I had been targeting 1.5 since I assumed that was what was being
installed on all new systems; however, I just recently purchased a new
Dell E1705 laptop only to find that it came with 1.4. :-(

I immediately upgraded to 1.5; however I run SUSE 10.0 & Win98SE as
VMs on this system and they both have 1.4. So in reality my target is
still 1.4. I normally develop my ooRexx/BSF4Rexx applications under
WinXP & 1.5, but immediately test them on the two VMs running 1.4.

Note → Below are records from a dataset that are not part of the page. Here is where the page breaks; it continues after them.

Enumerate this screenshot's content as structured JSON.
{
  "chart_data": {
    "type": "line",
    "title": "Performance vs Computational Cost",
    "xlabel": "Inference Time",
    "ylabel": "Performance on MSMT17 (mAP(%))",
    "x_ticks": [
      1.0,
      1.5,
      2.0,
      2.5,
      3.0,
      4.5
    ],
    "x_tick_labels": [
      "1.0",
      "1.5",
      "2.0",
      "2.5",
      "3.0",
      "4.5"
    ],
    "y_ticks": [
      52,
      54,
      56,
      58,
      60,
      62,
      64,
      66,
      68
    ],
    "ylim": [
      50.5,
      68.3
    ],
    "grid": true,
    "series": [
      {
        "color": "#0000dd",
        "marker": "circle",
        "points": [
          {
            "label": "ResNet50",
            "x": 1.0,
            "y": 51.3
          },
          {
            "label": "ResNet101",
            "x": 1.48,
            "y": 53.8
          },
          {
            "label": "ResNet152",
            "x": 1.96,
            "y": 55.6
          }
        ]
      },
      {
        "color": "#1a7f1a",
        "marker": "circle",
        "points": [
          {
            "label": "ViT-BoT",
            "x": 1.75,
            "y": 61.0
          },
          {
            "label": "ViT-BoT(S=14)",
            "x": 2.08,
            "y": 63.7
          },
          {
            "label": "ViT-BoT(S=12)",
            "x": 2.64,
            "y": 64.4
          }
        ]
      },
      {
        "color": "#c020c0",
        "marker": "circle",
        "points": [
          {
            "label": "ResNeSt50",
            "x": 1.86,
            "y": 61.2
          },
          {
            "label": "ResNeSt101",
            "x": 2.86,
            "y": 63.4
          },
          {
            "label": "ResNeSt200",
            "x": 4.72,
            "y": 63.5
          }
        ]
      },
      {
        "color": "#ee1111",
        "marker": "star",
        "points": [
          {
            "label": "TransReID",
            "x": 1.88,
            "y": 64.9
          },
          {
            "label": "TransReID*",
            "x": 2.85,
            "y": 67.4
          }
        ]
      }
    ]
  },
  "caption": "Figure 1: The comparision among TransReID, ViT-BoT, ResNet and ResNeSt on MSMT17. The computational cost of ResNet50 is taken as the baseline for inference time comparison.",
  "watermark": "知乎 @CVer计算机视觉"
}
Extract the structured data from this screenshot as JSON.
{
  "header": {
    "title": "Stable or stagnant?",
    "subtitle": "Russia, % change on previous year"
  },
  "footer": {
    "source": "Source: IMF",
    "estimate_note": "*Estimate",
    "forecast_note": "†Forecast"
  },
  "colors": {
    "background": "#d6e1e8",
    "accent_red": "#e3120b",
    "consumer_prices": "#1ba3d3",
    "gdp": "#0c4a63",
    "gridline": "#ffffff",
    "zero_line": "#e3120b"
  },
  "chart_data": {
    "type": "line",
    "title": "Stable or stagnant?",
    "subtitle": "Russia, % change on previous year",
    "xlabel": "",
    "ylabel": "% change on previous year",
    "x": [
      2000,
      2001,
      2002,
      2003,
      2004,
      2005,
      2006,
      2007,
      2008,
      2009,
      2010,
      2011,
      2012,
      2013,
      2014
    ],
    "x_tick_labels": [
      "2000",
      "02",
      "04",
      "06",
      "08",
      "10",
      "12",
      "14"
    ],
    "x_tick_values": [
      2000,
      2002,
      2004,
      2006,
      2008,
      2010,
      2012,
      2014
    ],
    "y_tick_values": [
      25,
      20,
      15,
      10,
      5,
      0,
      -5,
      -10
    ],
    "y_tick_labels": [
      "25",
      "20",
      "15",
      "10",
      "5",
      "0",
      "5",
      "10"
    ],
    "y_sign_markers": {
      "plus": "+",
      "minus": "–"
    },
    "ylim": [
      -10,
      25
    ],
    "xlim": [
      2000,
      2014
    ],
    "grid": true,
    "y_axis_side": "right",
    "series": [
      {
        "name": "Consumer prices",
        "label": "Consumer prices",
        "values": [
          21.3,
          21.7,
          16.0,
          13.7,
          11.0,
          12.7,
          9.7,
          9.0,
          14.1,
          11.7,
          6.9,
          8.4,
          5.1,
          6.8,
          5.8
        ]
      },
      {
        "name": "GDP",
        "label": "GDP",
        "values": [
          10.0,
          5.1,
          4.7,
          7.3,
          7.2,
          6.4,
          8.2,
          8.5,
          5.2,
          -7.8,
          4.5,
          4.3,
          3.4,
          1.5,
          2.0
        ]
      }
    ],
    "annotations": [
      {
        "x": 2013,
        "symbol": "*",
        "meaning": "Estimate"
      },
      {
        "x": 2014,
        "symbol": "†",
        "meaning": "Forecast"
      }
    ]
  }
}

My personal opinion is that until the pre-loaded hardware vendors
begin installing something higher than 1.4, then that will need to be
the target JRE.

Lee Peedin
President RexxLA
 
T

Thomas Hawtin

Lee said:
I had been targeting 1.5 since I assumed that was what was being
installed on all new systems; however, I just recently purchased a new
Dell E1705 laptop only to find that it came with 1.4. :-(

Presumably it's shipped with Java autoupdate enabled. That would mean
it'd immediately get upgraded to 1.5.

Tom Hawtin
 
L

Lee Peedin

Presumably it's shipped with Java autoupdate enabled. That would mean
it'd immediately get upgraded to 1.5.

Tom Hawtin
Hmmm, hadn't thought about that, guess I was so busy removing all the
AOL and other junk that comes on pre-loaded systems, that I didn't
even give it a chance to update Java itself.